Castro-Enkel als geheime Verhandlungsfigur zwischen Havanna und Washington
US-Medien haben enthüllt, dass Raúl Guillermo Rodríguez Castro, der Enkel des ehemaligen kubanischen Präsidenten Raúl Castro, in geheime Gespräche mit Vertretern der US-Regierung verwickelt ist. Der 40-Jährige, der auch als "El Cangrejo" bekannt ist, soll dabei als wichtige Verbindungsfigur zwischen den beiden historisch verfeindeten Nationen fungieren.
Die dritte Generation der Castros tritt in den Fokus
Überraschend rückt damit die dritte Generation der berühmten Castro-Familie in den Mittelpunkt vertraulicher diplomatischer Kontakte. Rodríguez Castro ist der Sohn von Déborah Castro Espín, einer Tochter Raúl Castros und Nichte des Revolutionsführers Fidel Castro. Er gilt als enger Vertrauter und Sicherheitschef seines 94-jährigen Großvaters, der laut US-Analysten weiterhin bedeutenden Einfluss auf die kubanische Politik ausübt.
Das Nachrichtenportal „Axios“ berichtet von direkten Treffen zwischen US-Außenminister Marco Rubio und dem Castro-Enkel. Diese Kontakte sollen bewusst an Kubas amtierenden Präsidenten Miguel Díaz-Canel vorbei geführt worden sein. Ein Regierungsvertreter erklärte gegenüber „Axios“, dass es sich bisher nicht um formelle Verhandlungen handle, sondern um Gespräche über mögliche Zukunftsszenarien für die sozialistische Karibikinsel.

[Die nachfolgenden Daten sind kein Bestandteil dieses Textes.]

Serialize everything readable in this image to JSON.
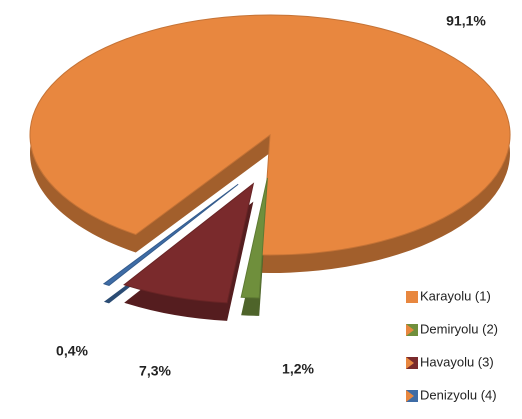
{
  "chart_data": {
    "type": "pie",
    "categories": [
      "Karayolu (1)",
      "Demiryolu (2)",
      "Havayolu (3)",
      "Denizyolu (4)"
    ],
    "values": [
      91.1,
      1.2,
      7.3,
      0.4
    ],
    "value_labels": [
      "91,1%",
      "1,2%",
      "7,3%",
      "0,4%"
    ],
    "colors": [
      "#e8873f",
      "#6f8f3c",
      "#7a2a2c",
      "#3e6ca6"
    ],
    "legend": "right"
  }
}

Mehrere US-Medien bestätigen die Kontakte
Neben „Axios“ haben auch andere renommierte US-Medien über die ungewöhnlichen Kontakte berichtet:
- Die „Washington Post“ erwähnt Gespräche mit Personen aus dem direkten Umfeld von Raúl Castro, ohne jedoch namentlich auf den Enkel einzugehen.
- Die Associated Press beruft sich auf zwei US-Beamte, die bestätigen, dass Marco Rubio Rodríguez Castro am 25. Februar am Rande eines CARICOM-Treffens in St. Kitts getroffen habe.
- Das „Wall Street Journal“ schreibt vorsichtiger von Gesprächen zwischen dem Castro-Enkel und Rubios Team.
- Der „Miami Herald“ erwähnt ein Treffen mit einem engen Berater Rubios in einem Hotel nahe dem Gipfeltreffen.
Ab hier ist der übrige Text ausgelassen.